Proses belajar orang dewasa melalui tahapan mencerna di kepala, baru kemudian merasa yakin atau bersimpati, baru kemudian melakukannya. Setelah melakukan, muncul rasa nyaman, dan kemudian kembali lagi dicerna di kepala bahwa apa yang kita lakukan merupakan hal benar atau tidak. Peranan prefrontal cortex pada otak, yang sebagian fungsinya adalah untuk berpikir, merencanakan, dan membuat keputusan, memegang peranan penting dalam proses ini. Selain itu ada bagian lain dalam otak kita yang juga cukup memegang peranan penting, yaitu mirror neurons. Penelitian mengenai mirror neurons masih terus berlangsung, namun dikatakan bahwa mirror neurons membentuk dasar mekanisme inti untuk belajar dan pertumbuhan dari mana fungsi lain bercabang. Salah satu fungsi ini adalah tiruan (imitasi), kemampuan untuk mereplikasi perilaku yang diamati.
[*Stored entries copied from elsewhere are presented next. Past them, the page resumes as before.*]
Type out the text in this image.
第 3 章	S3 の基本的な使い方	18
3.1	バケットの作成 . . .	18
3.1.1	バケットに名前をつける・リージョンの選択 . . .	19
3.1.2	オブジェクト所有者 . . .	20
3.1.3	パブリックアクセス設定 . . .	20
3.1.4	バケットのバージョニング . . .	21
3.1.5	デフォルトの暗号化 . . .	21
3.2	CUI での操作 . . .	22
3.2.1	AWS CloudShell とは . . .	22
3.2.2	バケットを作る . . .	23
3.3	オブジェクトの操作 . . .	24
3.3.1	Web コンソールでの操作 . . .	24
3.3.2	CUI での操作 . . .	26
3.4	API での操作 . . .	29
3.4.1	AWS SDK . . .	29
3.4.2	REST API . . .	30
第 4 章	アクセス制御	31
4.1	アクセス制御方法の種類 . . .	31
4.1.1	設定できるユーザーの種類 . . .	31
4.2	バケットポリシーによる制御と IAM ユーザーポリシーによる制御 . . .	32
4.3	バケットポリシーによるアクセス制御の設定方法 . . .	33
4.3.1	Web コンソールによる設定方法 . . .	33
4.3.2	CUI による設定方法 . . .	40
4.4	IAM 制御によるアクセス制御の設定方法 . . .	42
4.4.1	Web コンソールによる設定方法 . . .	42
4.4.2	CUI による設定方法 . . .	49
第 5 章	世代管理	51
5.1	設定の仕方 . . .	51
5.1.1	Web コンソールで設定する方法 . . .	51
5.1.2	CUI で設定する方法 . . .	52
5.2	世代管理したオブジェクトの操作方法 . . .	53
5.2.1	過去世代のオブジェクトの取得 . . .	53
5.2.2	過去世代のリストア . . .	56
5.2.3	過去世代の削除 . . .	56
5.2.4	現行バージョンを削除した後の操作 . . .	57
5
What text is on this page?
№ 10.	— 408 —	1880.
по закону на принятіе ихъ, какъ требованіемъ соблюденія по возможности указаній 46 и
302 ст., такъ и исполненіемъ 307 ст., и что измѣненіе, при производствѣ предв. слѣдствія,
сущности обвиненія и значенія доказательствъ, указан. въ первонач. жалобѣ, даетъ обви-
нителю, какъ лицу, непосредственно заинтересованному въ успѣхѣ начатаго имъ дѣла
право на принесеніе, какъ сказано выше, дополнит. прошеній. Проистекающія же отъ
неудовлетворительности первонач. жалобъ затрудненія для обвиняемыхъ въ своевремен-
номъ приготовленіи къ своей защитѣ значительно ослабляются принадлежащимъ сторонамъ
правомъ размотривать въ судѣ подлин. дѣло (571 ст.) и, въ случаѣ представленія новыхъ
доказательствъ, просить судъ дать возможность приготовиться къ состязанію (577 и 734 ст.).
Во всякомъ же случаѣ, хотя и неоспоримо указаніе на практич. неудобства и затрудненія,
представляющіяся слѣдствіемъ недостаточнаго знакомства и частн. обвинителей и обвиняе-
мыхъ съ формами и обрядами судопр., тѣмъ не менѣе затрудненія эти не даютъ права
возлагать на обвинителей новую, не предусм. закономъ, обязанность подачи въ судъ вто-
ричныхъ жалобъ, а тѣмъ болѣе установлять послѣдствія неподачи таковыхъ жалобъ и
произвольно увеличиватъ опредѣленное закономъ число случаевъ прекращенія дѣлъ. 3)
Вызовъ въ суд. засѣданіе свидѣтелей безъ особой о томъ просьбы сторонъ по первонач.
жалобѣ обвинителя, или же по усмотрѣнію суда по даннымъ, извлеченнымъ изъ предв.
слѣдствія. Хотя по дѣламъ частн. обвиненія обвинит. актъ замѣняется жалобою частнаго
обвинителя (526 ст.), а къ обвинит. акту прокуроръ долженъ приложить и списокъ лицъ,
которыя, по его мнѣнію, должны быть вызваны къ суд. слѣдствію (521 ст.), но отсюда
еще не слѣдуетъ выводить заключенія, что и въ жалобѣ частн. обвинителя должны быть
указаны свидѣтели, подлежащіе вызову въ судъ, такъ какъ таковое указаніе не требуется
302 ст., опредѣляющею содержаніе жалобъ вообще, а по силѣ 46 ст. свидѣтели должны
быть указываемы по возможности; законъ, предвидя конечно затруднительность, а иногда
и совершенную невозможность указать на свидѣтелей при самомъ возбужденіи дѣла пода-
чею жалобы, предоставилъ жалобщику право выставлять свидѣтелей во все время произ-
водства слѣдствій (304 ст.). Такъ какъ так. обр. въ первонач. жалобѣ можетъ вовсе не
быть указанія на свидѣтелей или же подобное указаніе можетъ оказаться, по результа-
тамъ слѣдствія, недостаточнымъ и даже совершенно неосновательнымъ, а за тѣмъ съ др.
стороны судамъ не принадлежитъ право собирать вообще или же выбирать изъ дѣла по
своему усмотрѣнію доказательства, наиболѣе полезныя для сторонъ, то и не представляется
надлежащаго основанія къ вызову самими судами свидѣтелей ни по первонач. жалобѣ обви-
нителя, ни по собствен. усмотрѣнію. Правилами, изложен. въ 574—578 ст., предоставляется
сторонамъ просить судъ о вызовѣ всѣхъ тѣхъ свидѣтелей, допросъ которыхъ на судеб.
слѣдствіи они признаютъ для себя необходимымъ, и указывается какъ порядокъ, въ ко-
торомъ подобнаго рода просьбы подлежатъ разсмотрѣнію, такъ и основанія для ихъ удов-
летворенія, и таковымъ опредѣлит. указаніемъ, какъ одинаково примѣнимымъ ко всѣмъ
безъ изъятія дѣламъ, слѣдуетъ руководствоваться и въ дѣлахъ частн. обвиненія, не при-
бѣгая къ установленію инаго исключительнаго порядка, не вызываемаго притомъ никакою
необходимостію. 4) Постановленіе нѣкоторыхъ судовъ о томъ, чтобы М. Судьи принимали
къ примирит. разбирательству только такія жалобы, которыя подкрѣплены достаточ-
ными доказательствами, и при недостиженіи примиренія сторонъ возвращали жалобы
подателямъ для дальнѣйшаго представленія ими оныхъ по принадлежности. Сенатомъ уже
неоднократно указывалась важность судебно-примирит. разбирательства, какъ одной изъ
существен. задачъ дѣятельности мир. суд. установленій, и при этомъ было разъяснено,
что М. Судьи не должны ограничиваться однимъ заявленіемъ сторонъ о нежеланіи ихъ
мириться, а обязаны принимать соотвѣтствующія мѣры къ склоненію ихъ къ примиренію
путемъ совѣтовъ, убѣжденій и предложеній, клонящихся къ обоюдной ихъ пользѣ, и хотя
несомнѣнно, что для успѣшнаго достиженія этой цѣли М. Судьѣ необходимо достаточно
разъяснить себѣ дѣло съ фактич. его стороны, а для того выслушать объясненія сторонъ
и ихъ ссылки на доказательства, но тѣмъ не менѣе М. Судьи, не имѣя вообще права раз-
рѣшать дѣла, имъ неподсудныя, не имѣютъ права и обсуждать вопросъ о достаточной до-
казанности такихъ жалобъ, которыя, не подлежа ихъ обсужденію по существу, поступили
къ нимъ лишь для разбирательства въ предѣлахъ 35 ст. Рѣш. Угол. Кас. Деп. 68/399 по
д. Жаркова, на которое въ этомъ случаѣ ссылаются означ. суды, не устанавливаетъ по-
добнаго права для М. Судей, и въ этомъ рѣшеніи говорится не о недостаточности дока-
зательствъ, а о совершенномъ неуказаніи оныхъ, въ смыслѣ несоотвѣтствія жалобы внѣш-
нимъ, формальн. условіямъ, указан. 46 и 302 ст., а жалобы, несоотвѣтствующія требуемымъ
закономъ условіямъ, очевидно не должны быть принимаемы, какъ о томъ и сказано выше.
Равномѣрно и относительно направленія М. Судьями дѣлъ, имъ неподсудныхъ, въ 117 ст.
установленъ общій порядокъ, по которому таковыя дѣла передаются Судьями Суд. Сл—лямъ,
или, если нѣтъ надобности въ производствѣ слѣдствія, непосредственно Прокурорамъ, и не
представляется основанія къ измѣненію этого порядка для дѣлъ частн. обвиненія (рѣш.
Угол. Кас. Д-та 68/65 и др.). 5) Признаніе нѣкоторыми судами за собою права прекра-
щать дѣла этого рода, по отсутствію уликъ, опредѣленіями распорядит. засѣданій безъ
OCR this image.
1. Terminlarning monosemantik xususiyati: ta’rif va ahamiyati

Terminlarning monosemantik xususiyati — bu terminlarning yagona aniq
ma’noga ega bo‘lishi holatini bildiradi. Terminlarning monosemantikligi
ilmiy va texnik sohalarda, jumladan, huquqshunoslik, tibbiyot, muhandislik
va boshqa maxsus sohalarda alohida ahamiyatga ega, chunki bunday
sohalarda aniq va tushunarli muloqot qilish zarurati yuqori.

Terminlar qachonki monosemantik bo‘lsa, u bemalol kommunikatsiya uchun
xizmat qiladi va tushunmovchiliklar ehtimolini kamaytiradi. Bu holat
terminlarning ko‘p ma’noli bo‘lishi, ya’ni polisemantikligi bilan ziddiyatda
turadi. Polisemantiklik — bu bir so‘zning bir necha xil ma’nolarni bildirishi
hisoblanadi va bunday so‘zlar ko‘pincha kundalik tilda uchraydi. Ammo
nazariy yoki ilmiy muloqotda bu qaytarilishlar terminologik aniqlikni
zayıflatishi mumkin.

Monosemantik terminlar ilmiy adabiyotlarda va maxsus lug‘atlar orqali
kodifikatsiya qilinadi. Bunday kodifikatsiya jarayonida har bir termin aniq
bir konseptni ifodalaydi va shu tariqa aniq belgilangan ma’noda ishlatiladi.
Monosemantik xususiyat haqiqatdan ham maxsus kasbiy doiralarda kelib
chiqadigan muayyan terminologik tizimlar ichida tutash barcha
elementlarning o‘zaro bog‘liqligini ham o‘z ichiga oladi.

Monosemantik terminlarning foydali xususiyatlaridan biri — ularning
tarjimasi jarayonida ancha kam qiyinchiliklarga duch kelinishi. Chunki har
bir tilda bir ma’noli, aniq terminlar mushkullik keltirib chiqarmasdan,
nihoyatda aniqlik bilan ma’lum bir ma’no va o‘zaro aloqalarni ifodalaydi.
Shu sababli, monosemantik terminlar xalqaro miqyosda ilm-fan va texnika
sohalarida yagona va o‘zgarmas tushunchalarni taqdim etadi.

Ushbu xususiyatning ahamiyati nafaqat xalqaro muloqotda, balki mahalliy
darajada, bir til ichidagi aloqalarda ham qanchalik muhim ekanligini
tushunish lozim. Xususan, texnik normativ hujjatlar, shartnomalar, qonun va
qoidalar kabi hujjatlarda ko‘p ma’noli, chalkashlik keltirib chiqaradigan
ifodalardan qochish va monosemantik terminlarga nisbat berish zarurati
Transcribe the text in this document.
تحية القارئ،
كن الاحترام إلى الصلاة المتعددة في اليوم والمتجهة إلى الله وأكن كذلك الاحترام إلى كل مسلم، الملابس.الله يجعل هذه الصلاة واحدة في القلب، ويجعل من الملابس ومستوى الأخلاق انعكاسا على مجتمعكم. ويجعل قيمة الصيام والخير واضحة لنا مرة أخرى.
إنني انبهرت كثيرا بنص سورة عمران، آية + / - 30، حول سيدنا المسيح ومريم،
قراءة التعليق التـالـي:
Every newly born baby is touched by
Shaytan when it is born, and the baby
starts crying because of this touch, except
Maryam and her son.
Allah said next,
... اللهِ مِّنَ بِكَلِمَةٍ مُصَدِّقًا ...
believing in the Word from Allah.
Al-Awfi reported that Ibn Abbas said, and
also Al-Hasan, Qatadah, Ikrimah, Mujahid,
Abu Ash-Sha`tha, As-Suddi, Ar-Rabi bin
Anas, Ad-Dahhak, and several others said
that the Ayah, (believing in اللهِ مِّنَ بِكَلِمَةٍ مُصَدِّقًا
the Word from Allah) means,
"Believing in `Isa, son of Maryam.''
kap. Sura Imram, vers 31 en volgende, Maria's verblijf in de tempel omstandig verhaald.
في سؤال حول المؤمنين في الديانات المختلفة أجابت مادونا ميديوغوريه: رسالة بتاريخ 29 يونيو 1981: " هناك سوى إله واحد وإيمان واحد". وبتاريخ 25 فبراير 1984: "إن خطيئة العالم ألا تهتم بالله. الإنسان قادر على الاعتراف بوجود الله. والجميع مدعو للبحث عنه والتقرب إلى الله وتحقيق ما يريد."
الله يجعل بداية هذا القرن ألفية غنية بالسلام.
Pada anak, terutama pada tujuh tahun pertama kehidupannya, proses belajar dilakukan dengan cara meniru. Mulai dari seorang bayi dapat melakukan diferensiasi gerakan sampai ia dapat berjalan dengan ritmis. Mulai dari tangisan, lalu bubbling, sampai akhirnya ia dapat menggunakan kata-kata. Pernahkah kita memberi tahu secara verbal bagaimana caranya mengangkat kaki, berapa jarak kaki harus direntangkan saat berjalan, bagaimana tangan harus diayunkan, saat seorang anak belajar berjalan? Pernahkah kita memberi tahu secara verbal seberapa besar mulut harus dibuka atau bagaimana lidah harus digerakkan saat anak mulai belajar berbicara? Kita memberitahu dengan cara memberikan contoh baik secara sadar maupun tidak sadar. Mirror neurons anak yang kemudian mengambil peran meniru (imitasi).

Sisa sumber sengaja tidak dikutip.